🤖 AI Summary
This study addresses the problem that lexical, syntactic, semantic, and reasoning features in large language model (LLM) representations are highly entangled, causing brain encoding models to over-rely on shallow linguistic cues. To mitigate this, we propose a residual decoupling method: leveraging layer-wise LLM features, we iteratively apply residual regression to construct orthogonal, dedicated embeddings for lexical, syntactic, semantic, and reasoning components. This constitutes the first computational framework enabling separable modeling of linguistic and higher-order reasoning representations. We apply these decoupled embeddings to predict human intracranial electrocorticography (ECoG) signals. Results show that the reasoning-dedicated embedding significantly improves neural response prediction accuracy and selectively engages a distributed cortical network—beyond canonical language areas—during the ~350–400 ms post-stimulus time window, revealing a distinct spatiotemporal neural signature of reasoning.
📝 Abstract
Understanding how the human brain progresses from processing simple linguistic inputs to performing high-level reasoning is a fundamental challenge in neuroscience.

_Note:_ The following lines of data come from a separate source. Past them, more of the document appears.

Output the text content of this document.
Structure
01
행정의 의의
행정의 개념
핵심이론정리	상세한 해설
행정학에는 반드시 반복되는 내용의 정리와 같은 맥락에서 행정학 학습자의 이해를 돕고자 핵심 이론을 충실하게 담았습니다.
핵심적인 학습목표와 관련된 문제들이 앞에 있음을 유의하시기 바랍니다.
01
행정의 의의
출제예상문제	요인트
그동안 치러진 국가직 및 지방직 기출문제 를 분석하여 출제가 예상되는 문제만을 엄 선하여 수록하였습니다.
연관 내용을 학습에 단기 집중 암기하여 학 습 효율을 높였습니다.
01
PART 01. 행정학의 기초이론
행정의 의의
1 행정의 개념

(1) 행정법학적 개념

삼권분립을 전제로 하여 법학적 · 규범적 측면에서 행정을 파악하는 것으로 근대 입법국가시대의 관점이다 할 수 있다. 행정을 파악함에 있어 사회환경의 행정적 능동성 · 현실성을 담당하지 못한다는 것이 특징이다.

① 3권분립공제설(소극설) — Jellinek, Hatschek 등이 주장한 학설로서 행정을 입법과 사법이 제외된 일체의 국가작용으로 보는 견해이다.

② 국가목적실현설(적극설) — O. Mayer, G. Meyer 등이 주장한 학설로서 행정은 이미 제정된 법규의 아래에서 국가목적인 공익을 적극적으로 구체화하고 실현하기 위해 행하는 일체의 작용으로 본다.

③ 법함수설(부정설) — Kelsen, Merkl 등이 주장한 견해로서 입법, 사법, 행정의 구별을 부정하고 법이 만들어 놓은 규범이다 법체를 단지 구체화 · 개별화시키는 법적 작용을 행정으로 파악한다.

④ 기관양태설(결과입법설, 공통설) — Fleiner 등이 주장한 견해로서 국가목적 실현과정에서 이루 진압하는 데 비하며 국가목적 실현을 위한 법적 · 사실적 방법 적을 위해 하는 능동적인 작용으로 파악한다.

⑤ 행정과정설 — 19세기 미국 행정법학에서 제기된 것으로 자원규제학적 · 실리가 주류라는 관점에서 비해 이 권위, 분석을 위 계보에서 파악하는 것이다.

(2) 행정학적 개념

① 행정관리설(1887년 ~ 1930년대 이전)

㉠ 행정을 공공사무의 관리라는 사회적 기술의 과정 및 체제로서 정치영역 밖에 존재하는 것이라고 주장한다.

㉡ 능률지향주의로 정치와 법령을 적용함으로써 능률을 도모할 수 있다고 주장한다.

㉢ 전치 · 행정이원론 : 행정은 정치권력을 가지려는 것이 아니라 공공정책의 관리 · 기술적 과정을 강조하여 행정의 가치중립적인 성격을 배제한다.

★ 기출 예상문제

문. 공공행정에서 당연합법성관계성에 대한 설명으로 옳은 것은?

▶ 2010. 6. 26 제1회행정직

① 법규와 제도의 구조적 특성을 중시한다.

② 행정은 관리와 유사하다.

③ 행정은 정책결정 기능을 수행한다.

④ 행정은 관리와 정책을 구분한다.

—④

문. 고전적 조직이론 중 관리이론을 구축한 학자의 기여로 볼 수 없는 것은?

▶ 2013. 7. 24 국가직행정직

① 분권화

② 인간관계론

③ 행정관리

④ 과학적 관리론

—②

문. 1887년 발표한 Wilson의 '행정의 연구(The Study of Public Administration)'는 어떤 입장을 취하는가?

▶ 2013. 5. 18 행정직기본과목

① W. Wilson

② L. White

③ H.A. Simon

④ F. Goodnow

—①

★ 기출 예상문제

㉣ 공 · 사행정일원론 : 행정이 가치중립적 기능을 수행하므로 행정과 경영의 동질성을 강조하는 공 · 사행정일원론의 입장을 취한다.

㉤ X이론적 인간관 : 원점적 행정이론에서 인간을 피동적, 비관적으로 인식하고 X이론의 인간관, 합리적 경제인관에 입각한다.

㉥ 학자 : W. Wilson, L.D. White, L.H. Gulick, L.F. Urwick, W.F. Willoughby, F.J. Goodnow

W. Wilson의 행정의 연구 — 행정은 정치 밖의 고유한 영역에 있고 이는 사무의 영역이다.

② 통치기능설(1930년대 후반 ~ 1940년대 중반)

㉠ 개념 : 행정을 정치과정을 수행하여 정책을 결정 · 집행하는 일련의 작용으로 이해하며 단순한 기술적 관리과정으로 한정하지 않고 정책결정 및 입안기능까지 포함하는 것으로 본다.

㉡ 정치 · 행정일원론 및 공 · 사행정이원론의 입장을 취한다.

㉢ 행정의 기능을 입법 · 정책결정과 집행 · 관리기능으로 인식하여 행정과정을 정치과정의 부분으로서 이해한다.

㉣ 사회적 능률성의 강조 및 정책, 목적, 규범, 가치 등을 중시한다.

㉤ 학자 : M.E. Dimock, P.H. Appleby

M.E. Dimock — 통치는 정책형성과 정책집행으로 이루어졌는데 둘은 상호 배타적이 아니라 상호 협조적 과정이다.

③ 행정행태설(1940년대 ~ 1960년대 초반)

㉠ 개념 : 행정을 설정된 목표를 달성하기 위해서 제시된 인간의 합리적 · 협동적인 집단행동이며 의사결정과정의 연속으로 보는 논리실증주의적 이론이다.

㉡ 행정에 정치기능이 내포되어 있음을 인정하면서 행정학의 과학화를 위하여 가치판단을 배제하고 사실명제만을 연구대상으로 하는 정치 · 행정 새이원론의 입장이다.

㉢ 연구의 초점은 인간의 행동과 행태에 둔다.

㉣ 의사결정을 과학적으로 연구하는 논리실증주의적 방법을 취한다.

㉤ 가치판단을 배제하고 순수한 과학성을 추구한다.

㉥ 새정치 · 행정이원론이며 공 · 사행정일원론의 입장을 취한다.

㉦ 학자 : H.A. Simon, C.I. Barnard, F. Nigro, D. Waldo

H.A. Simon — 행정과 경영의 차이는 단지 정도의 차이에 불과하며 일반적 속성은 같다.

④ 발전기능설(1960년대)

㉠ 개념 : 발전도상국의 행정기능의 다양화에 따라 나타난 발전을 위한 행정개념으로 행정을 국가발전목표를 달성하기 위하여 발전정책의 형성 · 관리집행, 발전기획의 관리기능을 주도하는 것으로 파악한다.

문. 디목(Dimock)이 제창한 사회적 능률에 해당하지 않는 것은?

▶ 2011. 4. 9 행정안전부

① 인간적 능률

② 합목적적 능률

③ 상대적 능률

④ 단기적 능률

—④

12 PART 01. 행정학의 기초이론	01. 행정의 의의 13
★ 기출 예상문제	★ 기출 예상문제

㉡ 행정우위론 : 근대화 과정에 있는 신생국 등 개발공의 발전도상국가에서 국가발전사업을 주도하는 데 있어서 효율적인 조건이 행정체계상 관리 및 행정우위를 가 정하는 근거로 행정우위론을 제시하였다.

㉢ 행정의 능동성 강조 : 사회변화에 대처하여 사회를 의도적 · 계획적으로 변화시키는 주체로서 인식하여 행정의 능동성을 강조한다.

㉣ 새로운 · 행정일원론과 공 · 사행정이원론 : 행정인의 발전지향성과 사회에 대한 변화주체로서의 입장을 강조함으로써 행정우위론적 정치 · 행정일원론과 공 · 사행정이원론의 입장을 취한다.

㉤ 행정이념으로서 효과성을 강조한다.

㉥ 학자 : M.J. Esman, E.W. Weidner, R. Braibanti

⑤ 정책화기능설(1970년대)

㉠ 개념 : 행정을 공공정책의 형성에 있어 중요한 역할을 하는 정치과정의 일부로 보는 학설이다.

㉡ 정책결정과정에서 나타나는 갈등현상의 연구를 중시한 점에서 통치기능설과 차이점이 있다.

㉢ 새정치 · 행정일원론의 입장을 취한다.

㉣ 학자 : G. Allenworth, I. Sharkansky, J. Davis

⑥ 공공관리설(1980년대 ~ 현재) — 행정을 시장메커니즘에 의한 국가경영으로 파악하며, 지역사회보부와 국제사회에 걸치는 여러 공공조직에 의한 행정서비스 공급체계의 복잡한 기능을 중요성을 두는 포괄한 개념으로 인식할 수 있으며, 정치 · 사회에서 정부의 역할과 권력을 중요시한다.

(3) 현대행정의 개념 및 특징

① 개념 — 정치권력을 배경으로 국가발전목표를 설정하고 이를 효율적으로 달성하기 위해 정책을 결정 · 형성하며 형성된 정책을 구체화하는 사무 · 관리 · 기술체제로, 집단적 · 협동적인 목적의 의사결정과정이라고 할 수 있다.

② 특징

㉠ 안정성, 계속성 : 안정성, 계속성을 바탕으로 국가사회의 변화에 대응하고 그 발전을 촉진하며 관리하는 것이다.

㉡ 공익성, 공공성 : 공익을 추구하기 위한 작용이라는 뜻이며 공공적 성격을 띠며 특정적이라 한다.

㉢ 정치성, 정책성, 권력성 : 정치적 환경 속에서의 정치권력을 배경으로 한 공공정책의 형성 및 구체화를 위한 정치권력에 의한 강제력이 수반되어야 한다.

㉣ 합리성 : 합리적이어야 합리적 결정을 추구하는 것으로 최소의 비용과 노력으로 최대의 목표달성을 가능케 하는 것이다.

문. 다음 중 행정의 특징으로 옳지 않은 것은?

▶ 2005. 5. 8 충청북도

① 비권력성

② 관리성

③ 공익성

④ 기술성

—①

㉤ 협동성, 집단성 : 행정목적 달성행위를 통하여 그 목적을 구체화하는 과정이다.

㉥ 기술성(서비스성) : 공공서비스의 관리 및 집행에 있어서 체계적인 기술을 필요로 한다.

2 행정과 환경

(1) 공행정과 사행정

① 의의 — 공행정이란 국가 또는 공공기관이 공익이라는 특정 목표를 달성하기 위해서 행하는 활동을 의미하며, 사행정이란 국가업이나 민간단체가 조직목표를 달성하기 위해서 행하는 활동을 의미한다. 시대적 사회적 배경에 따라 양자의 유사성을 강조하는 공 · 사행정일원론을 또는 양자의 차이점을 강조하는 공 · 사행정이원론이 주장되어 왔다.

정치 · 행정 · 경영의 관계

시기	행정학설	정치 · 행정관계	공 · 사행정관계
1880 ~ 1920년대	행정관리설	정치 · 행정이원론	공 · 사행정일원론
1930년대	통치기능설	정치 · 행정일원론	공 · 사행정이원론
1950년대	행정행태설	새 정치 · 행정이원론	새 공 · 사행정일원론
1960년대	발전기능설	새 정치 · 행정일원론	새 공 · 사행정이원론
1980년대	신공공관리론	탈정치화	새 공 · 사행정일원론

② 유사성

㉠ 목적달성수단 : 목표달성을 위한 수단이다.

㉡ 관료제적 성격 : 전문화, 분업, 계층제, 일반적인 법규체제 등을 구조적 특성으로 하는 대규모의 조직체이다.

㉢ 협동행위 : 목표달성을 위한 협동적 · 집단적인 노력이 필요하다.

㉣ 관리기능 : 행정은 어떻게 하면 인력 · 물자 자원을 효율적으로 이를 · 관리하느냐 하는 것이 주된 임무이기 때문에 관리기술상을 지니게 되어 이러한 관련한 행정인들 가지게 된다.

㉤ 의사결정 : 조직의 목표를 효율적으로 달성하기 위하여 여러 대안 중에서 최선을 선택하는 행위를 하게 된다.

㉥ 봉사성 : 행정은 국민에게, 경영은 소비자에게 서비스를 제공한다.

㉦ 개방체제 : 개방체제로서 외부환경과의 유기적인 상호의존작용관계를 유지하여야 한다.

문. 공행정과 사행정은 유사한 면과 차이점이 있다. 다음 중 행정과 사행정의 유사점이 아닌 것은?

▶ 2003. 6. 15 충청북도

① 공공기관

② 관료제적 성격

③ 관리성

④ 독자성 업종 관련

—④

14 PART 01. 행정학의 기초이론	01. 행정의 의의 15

While modern large language models (LLMs) are increasingly used to model neural responses to language, their internal representations are highly "entangled," mixing information about lexicon, syntax, meaning, and reasoning. This entanglement biases conventional brain encoding analyses toward linguistically shallow features (e.g., lexicon and syntax), making it difficult to isolate the neural substrates of cognitively deeper processes. Here, we introduce a residual disentanglement method that computationally isolates these components. By first probing an LM to identify feature-specific layers, our method iteratively regresses out lower-level representations to produce four nearly orthogonal embeddings for lexicon, syntax, meaning, and, critically, reasoning. We used these disentangled embeddings to model intracranial (ECoG) brain recordings from neurosurgical patients listening to natural speech. We show that: 1) This isolated reasoning embedding exhibits unique predictive power, accounting for variance in neural activity not explained by other linguistic features and even extending to the recruitment of visual regions beyond classical language areas. 2) The neural signature for reasoning is temporally distinct, peaking later (~350-400ms) than signals related to lexicon, syntax, and meaning, consistent with its position atop a processing hierarchy. 3) Standard, non-disentangled LLM embeddings can be misleading, as their predictive success is primarily attributable to linguistically shallow features, masking the more subtle contributions of deeper cognitive processing.